I do not quite understand what is meant by this question.

The term in the cube root reduces to the cube root of (a^99999 * b^66666), or in other words, a^33333 * b^22222.

This can be further rewritten down into (a^3 * b^2)^11111.

From the looks of things, a and b can be any two random numbers amd tje value of (a^3 * b^2 can be any possible value. But we are not certain of the divisibility of (a^3 * b^2) because this is highly dependent on our choice of a and b. Natural numbers are basically non-negative integers comprising 0 and all the whole numbers.

The only factor which we are certain of is 1 (if a and b are unknown), so the only way we can be certain that the product of the cube root and 1/n2 is when 1/n2 is not a fraction, or the largest integer value of n is 1.

Thanks for the reply. I was able to get to the same steps in terms of simplifying the term in the cube root. I then tried the following (not sure if it's right):

(a³³³³³ × b²²²²²) × (1 / n²)
= (a¹¹¹¹¹ × a²²²²² × b²²²²²) × (1 / n²)
= a¹¹¹¹¹ × [(ab)¹¹¹¹¹]² × (1 / n²)

So... since b > a, we can say that n² could be equal to [(ab)¹¹¹¹¹]², and n = (ab)¹¹¹¹¹

That's where I'm stuck. -_-"

Well spotted! I failed to realise that a and b are defined to be integers based on the question.

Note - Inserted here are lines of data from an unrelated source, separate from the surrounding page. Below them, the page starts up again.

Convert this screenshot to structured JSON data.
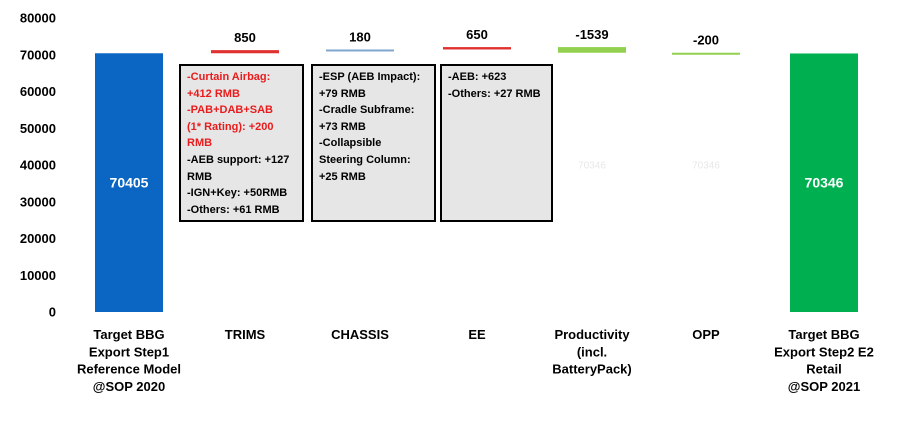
{
  "chart_data": {
    "type": "bar",
    "subtype": "waterfall",
    "title": "",
    "xlabel": "",
    "ylabel": "",
    "ylim": [
      0,
      80000
    ],
    "yticks": [
      0,
      10000,
      20000,
      30000,
      40000,
      50000,
      60000,
      70000,
      80000
    ],
    "ytick_labels": [
      "0",
      "10000",
      "20000",
      "30000",
      "40000",
      "50000",
      "60000",
      "70000",
      "80000"
    ],
    "grid": false,
    "legend": "none",
    "categories": [
      [
        "Target BBG",
        "Export Step1",
        "Reference Model",
        "@SOP 2020"
      ],
      [
        "TRIMS"
      ],
      [
        "CHASSIS"
      ],
      [
        "EE"
      ],
      [
        "Productivity",
        "(incl.",
        "BatteryPack)"
      ],
      [
        "OPP"
      ],
      [
        "Target BBG",
        "Export Step2 E2",
        "Retail",
        "@SOP 2021"
      ]
    ],
    "bars": [
      {
        "kind": "total",
        "value": 70405,
        "label": "70405",
        "color": "#0a66c2"
      },
      {
        "kind": "delta",
        "value": 850,
        "label": "850",
        "color": "#e03030"
      },
      {
        "kind": "delta",
        "value": 180,
        "label": "180",
        "color": "#7fa7cf"
      },
      {
        "kind": "delta",
        "value": 650,
        "label": "650",
        "color": "#e03030"
      },
      {
        "kind": "delta",
        "value": -1539,
        "label": "-1539",
        "color": "#92d050",
        "ghost_label": "70346"
      },
      {
        "kind": "delta",
        "value": -200,
        "label": "-200",
        "color": "#92d050",
        "ghost_label": "70346"
      },
      {
        "kind": "total",
        "value": 70346,
        "label": "70346",
        "color": "#00b050"
      }
    ],
    "annotations": [
      {
        "category": "TRIMS",
        "lines": [
          {
            "text": "-Curtain Airbag:",
            "color": "#e81c1c"
          },
          {
            "text": "+412 RMB",
            "color": "#e81c1c"
          },
          {
            "text": "-PAB+DAB+SAB",
            "color": "#e81c1c"
          },
          {
            "text": "(1* Rating): +200",
            "color": "#e81c1c"
          },
          {
            "text": "RMB",
            "color": "#e81c1c"
          },
          {
            "text": "-AEB support: +127",
            "color": "#000000"
          },
          {
            "text": "RMB",
            "color": "#000000"
          },
          {
            "text": "-IGN+Key: +50RMB",
            "color": "#000000"
          },
          {
            "text": "-Others: +61 RMB",
            "color": "#000000"
          }
        ]
      },
      {
        "category": "CHASSIS",
        "lines": [
          {
            "text": "-ESP (AEB Impact):",
            "color": "#000000"
          },
          {
            "text": "+79 RMB",
            "color": "#000000"
          },
          {
            "text": "-Cradle Subframe:",
            "color": "#000000"
          },
          {
            "text": "+73 RMB",
            "color": "#000000"
          },
          {
            "text": "-Collapsible",
            "color": "#000000"
          },
          {
            "text": "Steering Column:",
            "color": "#000000"
          },
          {
            "text": "+25 RMB",
            "color": "#000000"
          }
        ]
      },
      {
        "category": "EE",
        "lines": [
          {
            "text": "-AEB: +623",
            "color": "#000000"
          },
          {
            "text": "-Others: +27 RMB",
            "color": "#000000"
          }
        ]
      }
    ]
  }
}
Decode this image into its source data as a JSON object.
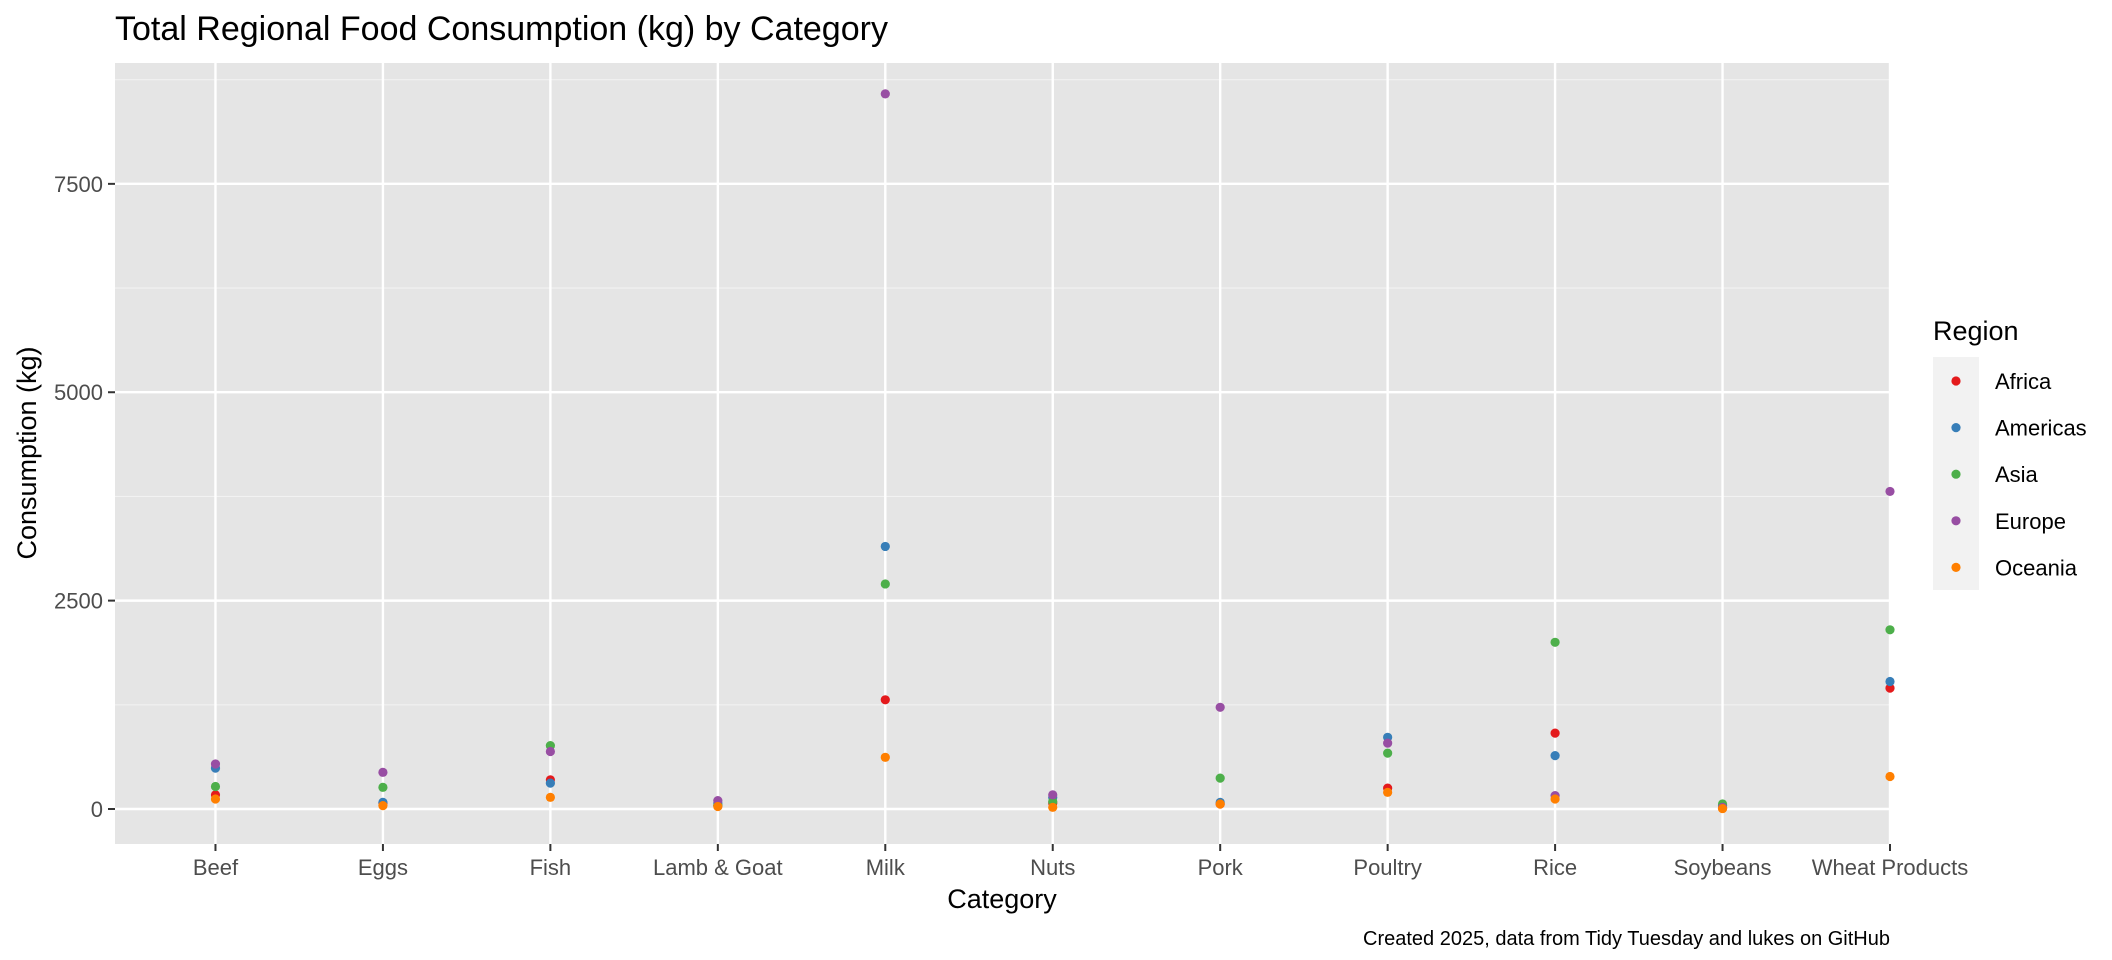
{
  "chart_data": {
    "type": "scatter",
    "title": "Total Regional Food Consumption (kg) by Category",
    "xlabel": "Category",
    "ylabel": "Consumption (kg)",
    "caption": "Created 2025, data from Tidy Tuesday and lukes on GitHub",
    "categories": [
      "Beef",
      "Eggs",
      "Fish",
      "Lamb & Goat",
      "Milk",
      "Nuts",
      "Pork",
      "Poultry",
      "Rice",
      "Soybeans",
      "Wheat Products"
    ],
    "ylim": [
      -420,
      8950
    ],
    "y_ticks": [
      0,
      2500,
      5000,
      7500
    ],
    "y_tick_labels": [
      "0",
      "2500",
      "5000",
      "7500"
    ],
    "grid": true,
    "legend": {
      "title": "Region",
      "position": "right"
    },
    "series": [
      {
        "name": "Africa",
        "color": "#e41a1c",
        "values": [
          170,
          70,
          350,
          40,
          1310,
          70,
          60,
          250,
          910,
          10,
          1450
        ]
      },
      {
        "name": "Americas",
        "color": "#377eb8",
        "values": [
          490,
          80,
          310,
          70,
          3150,
          140,
          80,
          860,
          640,
          40,
          1530
        ]
      },
      {
        "name": "Asia",
        "color": "#4daf4a",
        "values": [
          270,
          260,
          760,
          40,
          2700,
          90,
          370,
          670,
          2000,
          60,
          2150
        ]
      },
      {
        "name": "Europe",
        "color": "#984ea3",
        "values": [
          540,
          440,
          690,
          100,
          8580,
          170,
          1220,
          790,
          160,
          20,
          3810
        ]
      },
      {
        "name": "Oceania",
        "color": "#ff7f00",
        "values": [
          120,
          40,
          140,
          30,
          620,
          20,
          60,
          200,
          120,
          5,
          390
        ]
      }
    ]
  }
}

Then yes, you are correct.

Or even better: a^11111 can be broken further down into (a^5555)^2 times one more a.

So in short,

a^33333 * b^22222
= a^1 * a^33332 * b^22222
= a * a^16666 * a^16666 * b^11111 * b^11111
= a * (a^16666 * b^11111)^2

So n will be equal to the term inside this bracket (a^16666 * b^11111).

The idea will be better explained in Indices once you reach Secondary 3 (if you are in Express Stream or Normal Academic Stream).